Se acercó a su tocador y sacó de una caja la navaja de cobre que Bakmut utilizaba para rasurarle el vello del cuerpo. Estaba bien afilada. Deslizó la hoja por la yema de su pulgar, pensativamente. «¿Qué fue lo que dijo papá, hace mucho tiempo?", se preguntó. "Si quieres abrirte las muñecas, no cortes en sentido transversal, pues no dañarás las arterias lo suficiente. Hunde la hoja a lo largo, para que la sangre corra copiosamente. De ese modo, estarás por encima de todo auxilio.» Más allá de todo auxilio…

«Todo era un juego", pensó vagamente, con la navaja preparada. "Fingía comprenderme, fingía amarme, y cada vez que hacíamos el amor se reía de mí, obligándose a actuar, asqueado por mi cuerpo. ¡Oh, maldito sea, maldito sea! Y maldita sea yo, idiota feliz. Debía haber adivinado que un hombre tan hermoso como él no podía sentirse atraído por una muchacha tan fea como yo.»

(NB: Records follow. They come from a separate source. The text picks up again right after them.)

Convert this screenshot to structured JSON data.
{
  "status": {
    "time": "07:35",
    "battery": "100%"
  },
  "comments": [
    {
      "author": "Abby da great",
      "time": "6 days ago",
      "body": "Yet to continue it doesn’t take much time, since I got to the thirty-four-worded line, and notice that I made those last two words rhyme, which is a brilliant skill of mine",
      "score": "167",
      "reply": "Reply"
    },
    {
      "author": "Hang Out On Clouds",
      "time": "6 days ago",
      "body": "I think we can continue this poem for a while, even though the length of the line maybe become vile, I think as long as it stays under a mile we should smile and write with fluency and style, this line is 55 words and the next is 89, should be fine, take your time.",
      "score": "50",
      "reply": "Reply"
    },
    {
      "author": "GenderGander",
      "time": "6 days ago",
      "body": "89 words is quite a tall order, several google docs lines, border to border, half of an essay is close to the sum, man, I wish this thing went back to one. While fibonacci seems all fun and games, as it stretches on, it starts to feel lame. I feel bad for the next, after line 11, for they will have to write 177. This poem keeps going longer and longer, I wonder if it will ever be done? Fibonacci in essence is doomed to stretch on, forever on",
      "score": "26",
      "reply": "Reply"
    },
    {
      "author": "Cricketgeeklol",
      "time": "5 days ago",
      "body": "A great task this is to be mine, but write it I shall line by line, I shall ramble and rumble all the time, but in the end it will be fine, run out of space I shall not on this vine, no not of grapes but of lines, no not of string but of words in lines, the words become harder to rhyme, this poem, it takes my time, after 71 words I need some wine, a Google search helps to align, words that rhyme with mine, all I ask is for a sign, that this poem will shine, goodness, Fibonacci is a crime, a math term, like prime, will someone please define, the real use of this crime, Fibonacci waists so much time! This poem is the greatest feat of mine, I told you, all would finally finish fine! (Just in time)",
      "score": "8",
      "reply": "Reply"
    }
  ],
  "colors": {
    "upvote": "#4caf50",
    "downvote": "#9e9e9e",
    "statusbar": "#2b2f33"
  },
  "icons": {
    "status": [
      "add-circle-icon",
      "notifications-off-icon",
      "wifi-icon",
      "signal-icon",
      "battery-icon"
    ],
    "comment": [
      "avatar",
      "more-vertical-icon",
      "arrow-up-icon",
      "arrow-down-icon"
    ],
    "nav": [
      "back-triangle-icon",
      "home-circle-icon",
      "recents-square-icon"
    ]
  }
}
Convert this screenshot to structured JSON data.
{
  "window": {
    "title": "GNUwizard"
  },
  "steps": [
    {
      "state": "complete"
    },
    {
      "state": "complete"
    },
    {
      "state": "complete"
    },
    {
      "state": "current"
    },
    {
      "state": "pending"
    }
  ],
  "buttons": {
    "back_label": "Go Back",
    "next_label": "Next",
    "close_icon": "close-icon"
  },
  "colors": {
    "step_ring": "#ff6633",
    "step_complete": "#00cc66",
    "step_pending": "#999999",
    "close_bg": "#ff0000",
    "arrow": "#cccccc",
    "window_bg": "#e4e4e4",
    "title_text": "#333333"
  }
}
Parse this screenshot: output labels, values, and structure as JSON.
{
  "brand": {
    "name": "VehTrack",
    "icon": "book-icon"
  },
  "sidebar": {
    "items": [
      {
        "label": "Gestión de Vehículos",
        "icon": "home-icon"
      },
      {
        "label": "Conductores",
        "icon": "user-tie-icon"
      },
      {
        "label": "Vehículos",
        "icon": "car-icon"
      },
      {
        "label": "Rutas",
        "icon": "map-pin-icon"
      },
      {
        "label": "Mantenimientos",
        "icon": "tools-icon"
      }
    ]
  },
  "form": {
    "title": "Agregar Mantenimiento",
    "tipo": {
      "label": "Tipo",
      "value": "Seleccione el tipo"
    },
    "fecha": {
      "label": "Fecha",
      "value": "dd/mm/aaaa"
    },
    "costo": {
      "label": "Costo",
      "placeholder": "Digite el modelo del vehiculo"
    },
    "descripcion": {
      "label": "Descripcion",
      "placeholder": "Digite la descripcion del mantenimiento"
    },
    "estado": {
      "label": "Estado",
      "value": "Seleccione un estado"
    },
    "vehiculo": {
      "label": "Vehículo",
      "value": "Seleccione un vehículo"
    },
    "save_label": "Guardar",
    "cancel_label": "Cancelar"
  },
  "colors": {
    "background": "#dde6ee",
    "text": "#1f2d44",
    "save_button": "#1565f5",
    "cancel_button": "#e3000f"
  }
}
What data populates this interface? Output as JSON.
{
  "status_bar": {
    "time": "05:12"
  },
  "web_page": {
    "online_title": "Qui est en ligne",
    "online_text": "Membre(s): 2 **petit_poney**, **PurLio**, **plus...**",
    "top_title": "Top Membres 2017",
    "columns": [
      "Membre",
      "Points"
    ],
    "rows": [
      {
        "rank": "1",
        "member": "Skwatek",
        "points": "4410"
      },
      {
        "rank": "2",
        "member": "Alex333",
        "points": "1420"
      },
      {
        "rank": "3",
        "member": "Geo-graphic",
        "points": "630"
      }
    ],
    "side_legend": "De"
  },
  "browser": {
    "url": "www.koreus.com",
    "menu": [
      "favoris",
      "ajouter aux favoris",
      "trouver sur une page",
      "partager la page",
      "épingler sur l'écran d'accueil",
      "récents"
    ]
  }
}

Ansiaba poder hundir en su carne aquella hoja inocua y centelleante, sentir el momentáneo dolor, ver brotar la sangre. Pero no podía realizar el salvaje y destructivo movimiento. «A nadie le importará, ésa es la verdad", pensó fríamente. "Ni a papá ni a mamá. Y Hori está batallando con su propia muerte. Nadie sufrirá si muero. Y Tbubui se limitará a sonreír. Yo misma me lo he buscado. Nunca merecí ser feliz y pasaré el resto de mi vida obligándome a recordar eso. Estas cuatro paredes serán mis testigos. »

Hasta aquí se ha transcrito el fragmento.